Brands also need to pivot those experiences quickly to keep up with shifting customer preferences. The past few years have brought on the rapid rise of new commerce trends such as single-click checkout. Right now, social media-based selling is hot. According to a recent Prosper Analytics & Insights survey, 39% of consumers use the “shop now” button to buy products on Facebook at least occasionally, and 29% do the same on Instagram. The brands that don’t hop on these trends quickly will disappoint shoppers and miss out on market share as customers move to brands that provide these experiences.

Ultimately if your brand is trying out DTC, it’s important to take a look at your tech stack and consider modernizing your digital commerce backend. In today’s rapidly evolving trend landscape, you don’t want to be locked into legacy solutions that require lots of coding or take days or weeks to update.
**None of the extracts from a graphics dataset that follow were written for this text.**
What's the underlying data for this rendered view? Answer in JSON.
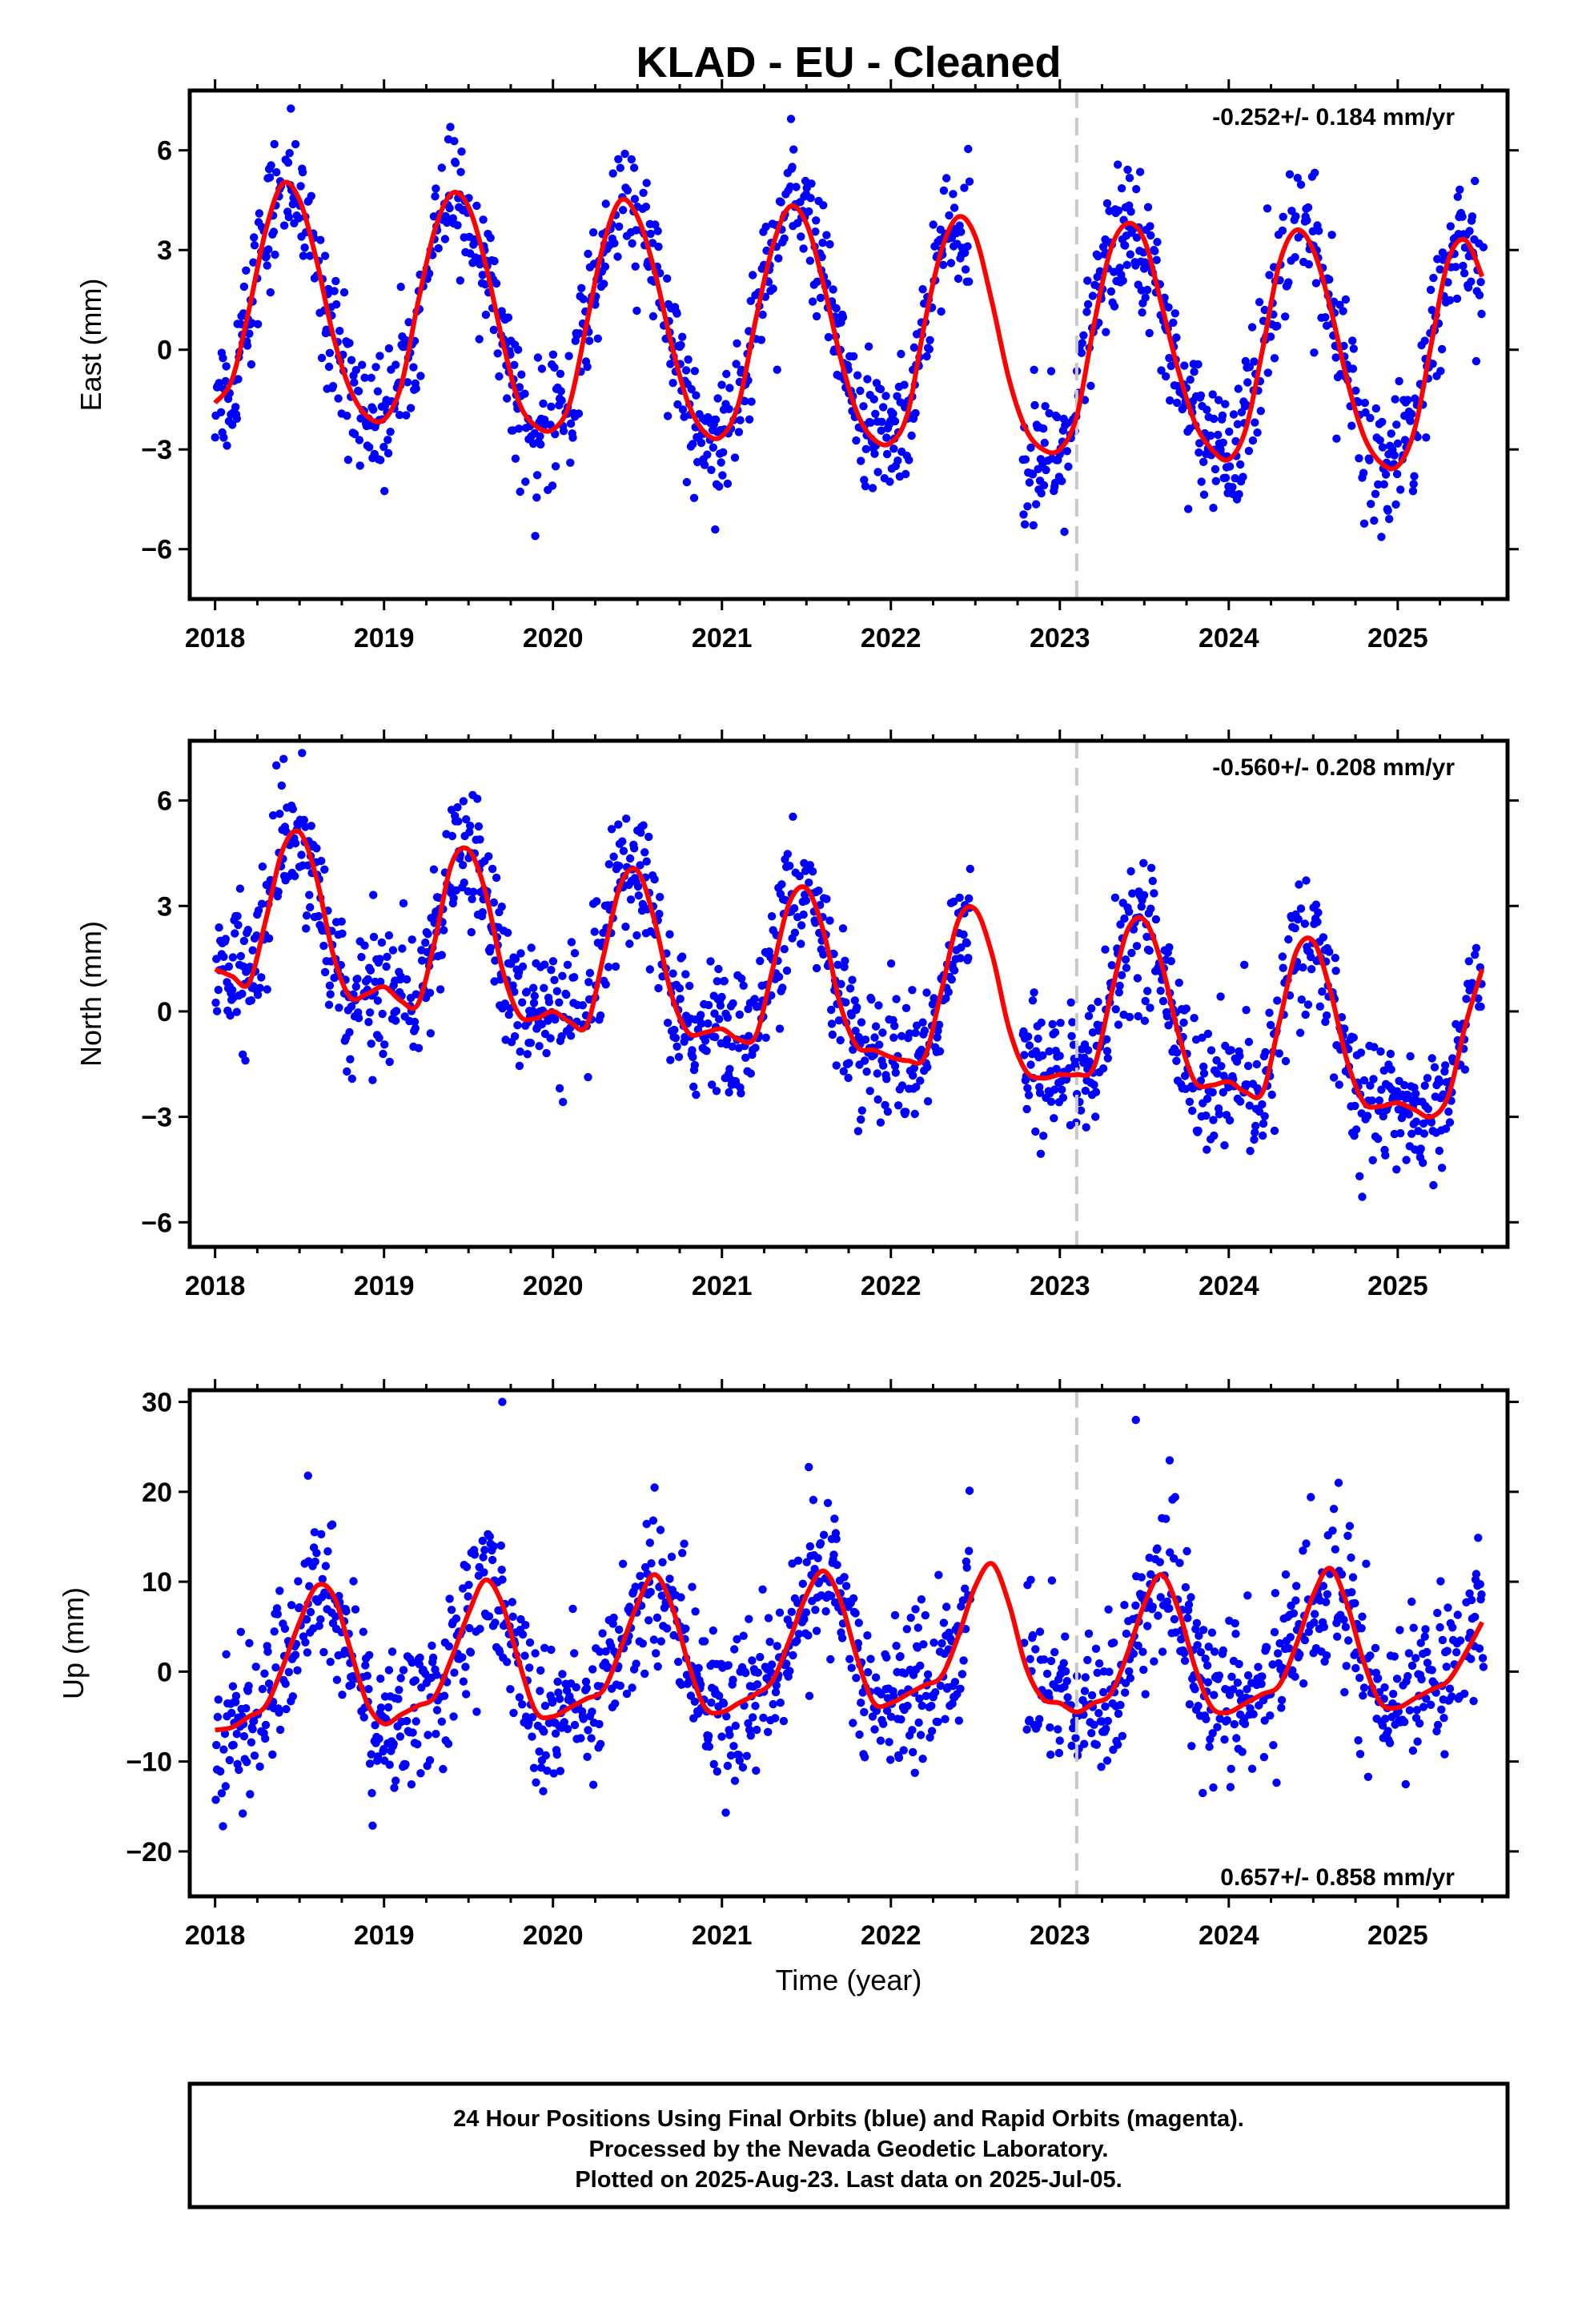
{
  "figure": {
    "title": "KLAD  - EU - Cleaned",
    "xlabel": "Time (year)",
    "footer_lines": [
      "24 Hour Positions Using Final Orbits (blue) and Rapid Orbits (magenta).",
      "Processed by the Nevada Geodetic Laboratory.",
      "Plotted on 2025-Aug-23. Last data on 2025-Jul-05."
    ]
  },
  "chart_data": [
    {
      "type": "scatter",
      "ylabel": "East (mm)",
      "rate_label": "-0.252+/- 0.184 mm/yr",
      "rate_position": "top-right",
      "xlim": [
        2017.85,
        2025.65
      ],
      "ylim": [
        -7.5,
        7.8
      ],
      "xticks": [
        2018,
        2019,
        2020,
        2021,
        2022,
        2023,
        2024,
        2025
      ],
      "yticks": [
        6,
        3,
        0,
        -3,
        -6
      ],
      "ytick_labels": [
        "6",
        "3",
        "0",
        "−3",
        "−6"
      ],
      "equipment_change_year": 2023.1,
      "grid": false,
      "colors": {
        "points": "#0000ff",
        "fit": "#ff0000",
        "marker_line": "#c8c8c8"
      },
      "series": [
        {
          "kind": "model_fit",
          "x": [
            2018.0,
            2018.1,
            2018.2,
            2018.3,
            2018.4,
            2018.5,
            2018.6,
            2018.7,
            2018.8,
            2018.9,
            2019.0,
            2019.1,
            2019.2,
            2019.3,
            2019.4,
            2019.5,
            2019.6,
            2019.7,
            2019.8,
            2019.9,
            2020.0,
            2020.1,
            2020.2,
            2020.3,
            2020.4,
            2020.5,
            2020.6,
            2020.7,
            2020.8,
            2020.9,
            2021.0,
            2021.1,
            2021.2,
            2021.3,
            2021.4,
            2021.5,
            2021.6,
            2021.7,
            2021.8,
            2021.9,
            2022.0,
            2022.1,
            2022.2,
            2022.3,
            2022.4,
            2022.5,
            2022.6,
            2022.7,
            2022.8,
            2022.9,
            2023.0,
            2023.1,
            2023.2,
            2023.3,
            2023.4,
            2023.5,
            2023.6,
            2023.7,
            2023.8,
            2023.9,
            2024.0,
            2024.1,
            2024.2,
            2024.3,
            2024.4,
            2024.5,
            2024.6,
            2024.7,
            2024.8,
            2024.9,
            2025.0,
            2025.1,
            2025.2,
            2025.3,
            2025.4,
            2025.5
          ],
          "y": [
            -1.6,
            -0.9,
            1.2,
            3.6,
            5.0,
            4.5,
            2.7,
            0.4,
            -1.2,
            -2.0,
            -2.1,
            -1.1,
            1.4,
            3.6,
            4.7,
            4.3,
            2.6,
            0.3,
            -1.6,
            -2.3,
            -2.4,
            -1.6,
            0.8,
            3.2,
            4.5,
            4.0,
            2.4,
            0.2,
            -1.6,
            -2.5,
            -2.6,
            -1.6,
            0.9,
            3.1,
            4.3,
            3.8,
            2.0,
            -0.2,
            -1.9,
            -2.7,
            -2.8,
            -1.9,
            0.8,
            3.0,
            4.0,
            3.4,
            1.4,
            -0.9,
            -2.4,
            -3.0,
            -3.0,
            -2.0,
            0.7,
            3.0,
            3.8,
            3.3,
            1.4,
            -0.6,
            -2.2,
            -3.0,
            -3.3,
            -2.4,
            0.0,
            2.6,
            3.6,
            3.0,
            1.3,
            -0.9,
            -2.6,
            -3.4,
            -3.5,
            -2.4,
            0.2,
            2.7,
            3.3,
            2.2
          ]
        }
      ]
    },
    {
      "type": "scatter",
      "ylabel": "North (mm)",
      "rate_label": "-0.560+/- 0.208 mm/yr",
      "rate_position": "top-right",
      "xlim": [
        2017.85,
        2025.65
      ],
      "ylim": [
        -6.7,
        7.7
      ],
      "xticks": [
        2018,
        2019,
        2020,
        2021,
        2022,
        2023,
        2024,
        2025
      ],
      "yticks": [
        6,
        3,
        0,
        -3,
        -6
      ],
      "ytick_labels": [
        "6",
        "3",
        "0",
        "−3",
        "−6"
      ],
      "equipment_change_year": 2023.1,
      "grid": false,
      "colors": {
        "points": "#0000ff",
        "fit": "#ff0000",
        "marker_line": "#c8c8c8"
      },
      "series": [
        {
          "kind": "model_fit",
          "x": [
            2018.0,
            2018.1,
            2018.2,
            2018.3,
            2018.4,
            2018.5,
            2018.6,
            2018.7,
            2018.8,
            2018.9,
            2019.0,
            2019.1,
            2019.2,
            2019.3,
            2019.4,
            2019.5,
            2019.6,
            2019.7,
            2019.8,
            2019.9,
            2020.0,
            2020.1,
            2020.2,
            2020.3,
            2020.4,
            2020.5,
            2020.6,
            2020.7,
            2020.8,
            2020.9,
            2021.0,
            2021.1,
            2021.2,
            2021.3,
            2021.4,
            2021.5,
            2021.6,
            2021.7,
            2021.8,
            2021.9,
            2022.0,
            2022.1,
            2022.2,
            2022.3,
            2022.4,
            2022.5,
            2022.6,
            2022.7,
            2022.8,
            2022.9,
            2023.0,
            2023.1,
            2023.2,
            2023.3,
            2023.4,
            2023.5,
            2023.6,
            2023.7,
            2023.8,
            2023.9,
            2024.0,
            2024.1,
            2024.2,
            2024.3,
            2024.4,
            2024.5,
            2024.6,
            2024.7,
            2024.8,
            2024.9,
            2025.0,
            2025.1,
            2025.2,
            2025.3,
            2025.4,
            2025.5
          ],
          "y": [
            1.2,
            1.0,
            0.8,
            2.6,
            4.6,
            5.1,
            3.8,
            1.6,
            0.4,
            0.5,
            0.7,
            0.3,
            0.2,
            2.0,
            4.2,
            4.6,
            3.4,
            1.2,
            -0.1,
            -0.2,
            0.0,
            -0.3,
            -0.4,
            1.6,
            3.6,
            4.0,
            2.6,
            0.5,
            -0.6,
            -0.6,
            -0.5,
            -0.8,
            -0.7,
            1.2,
            3.1,
            3.5,
            2.3,
            0.2,
            -1.0,
            -1.1,
            -1.3,
            -1.4,
            -1.3,
            0.6,
            2.6,
            2.9,
            1.6,
            -0.5,
            -1.7,
            -1.9,
            -1.8,
            -1.8,
            -1.6,
            0.4,
            2.3,
            2.6,
            1.4,
            -0.6,
            -2.0,
            -2.1,
            -2.0,
            -2.3,
            -2.3,
            -0.3,
            1.7,
            2.0,
            0.6,
            -1.4,
            -2.6,
            -2.7,
            -2.6,
            -2.8,
            -3.0,
            -2.4,
            -0.4,
            1.2
          ]
        }
      ]
    },
    {
      "type": "scatter",
      "ylabel": "Up (mm)",
      "xlabel": "Time (year)",
      "rate_label": "0.657+/- 0.858 mm/yr",
      "rate_position": "bottom-right",
      "xlim": [
        2017.85,
        2025.65
      ],
      "ylim": [
        -25,
        31.3
      ],
      "xticks": [
        2018,
        2019,
        2020,
        2021,
        2022,
        2023,
        2024,
        2025
      ],
      "yticks": [
        30,
        20,
        10,
        0,
        -10,
        -20
      ],
      "ytick_labels": [
        "30",
        "20",
        "10",
        "0",
        "−10",
        "−20"
      ],
      "equipment_change_year": 2023.1,
      "grid": false,
      "colors": {
        "points": "#0000ff",
        "fit": "#ff0000",
        "marker_line": "#c8c8c8"
      },
      "series": [
        {
          "kind": "model_fit",
          "x": [
            2018.0,
            2018.1,
            2018.2,
            2018.3,
            2018.4,
            2018.5,
            2018.6,
            2018.7,
            2018.8,
            2018.9,
            2019.0,
            2019.1,
            2019.2,
            2019.3,
            2019.4,
            2019.5,
            2019.6,
            2019.7,
            2019.8,
            2019.9,
            2020.0,
            2020.1,
            2020.2,
            2020.3,
            2020.4,
            2020.5,
            2020.6,
            2020.7,
            2020.8,
            2020.9,
            2021.0,
            2021.1,
            2021.2,
            2021.3,
            2021.4,
            2021.5,
            2021.6,
            2021.7,
            2021.8,
            2021.9,
            2022.0,
            2022.1,
            2022.2,
            2022.3,
            2022.4,
            2022.5,
            2022.6,
            2022.7,
            2022.8,
            2022.9,
            2023.0,
            2023.1,
            2023.2,
            2023.3,
            2023.4,
            2023.5,
            2023.6,
            2023.7,
            2023.8,
            2023.9,
            2024.0,
            2024.1,
            2024.2,
            2024.3,
            2024.4,
            2024.5,
            2024.6,
            2024.7,
            2024.8,
            2024.9,
            2025.0,
            2025.1,
            2025.2,
            2025.3,
            2025.4,
            2025.5
          ],
          "y": [
            -6.5,
            -6.2,
            -5.0,
            -3.8,
            0.5,
            5.5,
            9.5,
            8.5,
            2.5,
            -3.5,
            -5.8,
            -4.8,
            -3.8,
            -2.8,
            1.5,
            6.5,
            10.2,
            7.5,
            1.0,
            -4.5,
            -5.0,
            -4.0,
            -3.0,
            -2.0,
            2.5,
            7.5,
            10.8,
            7.5,
            1.0,
            -4.0,
            -4.5,
            -3.5,
            -2.5,
            -1.0,
            3.5,
            8.5,
            11.2,
            8.0,
            1.5,
            -3.5,
            -3.5,
            -2.5,
            -1.5,
            -0.5,
            4.0,
            9.5,
            12.0,
            7.5,
            0.5,
            -3.0,
            -3.5,
            -4.5,
            -3.5,
            -2.5,
            2.0,
            7.5,
            10.8,
            7.0,
            0.5,
            -4.0,
            -4.5,
            -3.5,
            -2.5,
            -1.5,
            3.0,
            8.5,
            11.5,
            7.5,
            1.0,
            -3.5,
            -4.0,
            -3.0,
            -2.0,
            -1.0,
            2.0,
            5.5
          ]
        },
        {
          "kind": "outlier_points",
          "x": [
            2019.7,
            2023.45,
            2023.65,
            2018.55,
            2024.65
          ],
          "y": [
            30.0,
            28.0,
            23.5,
            21.8,
            21.0
          ]
        }
      ]
    }
  ]
}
A headless commerce approach takes advantage of APIs and other flexible, cloud-native technologies to enable nimble shifts in approach.

By making it easier to test out new capabilities—for example, adding a BNPL widget to your checkout page or setting up social selling—headless commerce encourages experimentation. Your brand shouldn’t invest heavily in every new commerce trend, but you should at least test most of them, paying attention to the trends your customers are most interested in. By evaluating trends, you can quickly discover which capabilities work best for your brand and your audience and build a robust DTC strategy around them.

Drenik: Thank you Dirk for your insights on the rise of DTC and how brands can capitalize on it. This is definitely a trend that will continue to reshape retail markets — and brand’s digital commerce strategies — for the foreseeable future.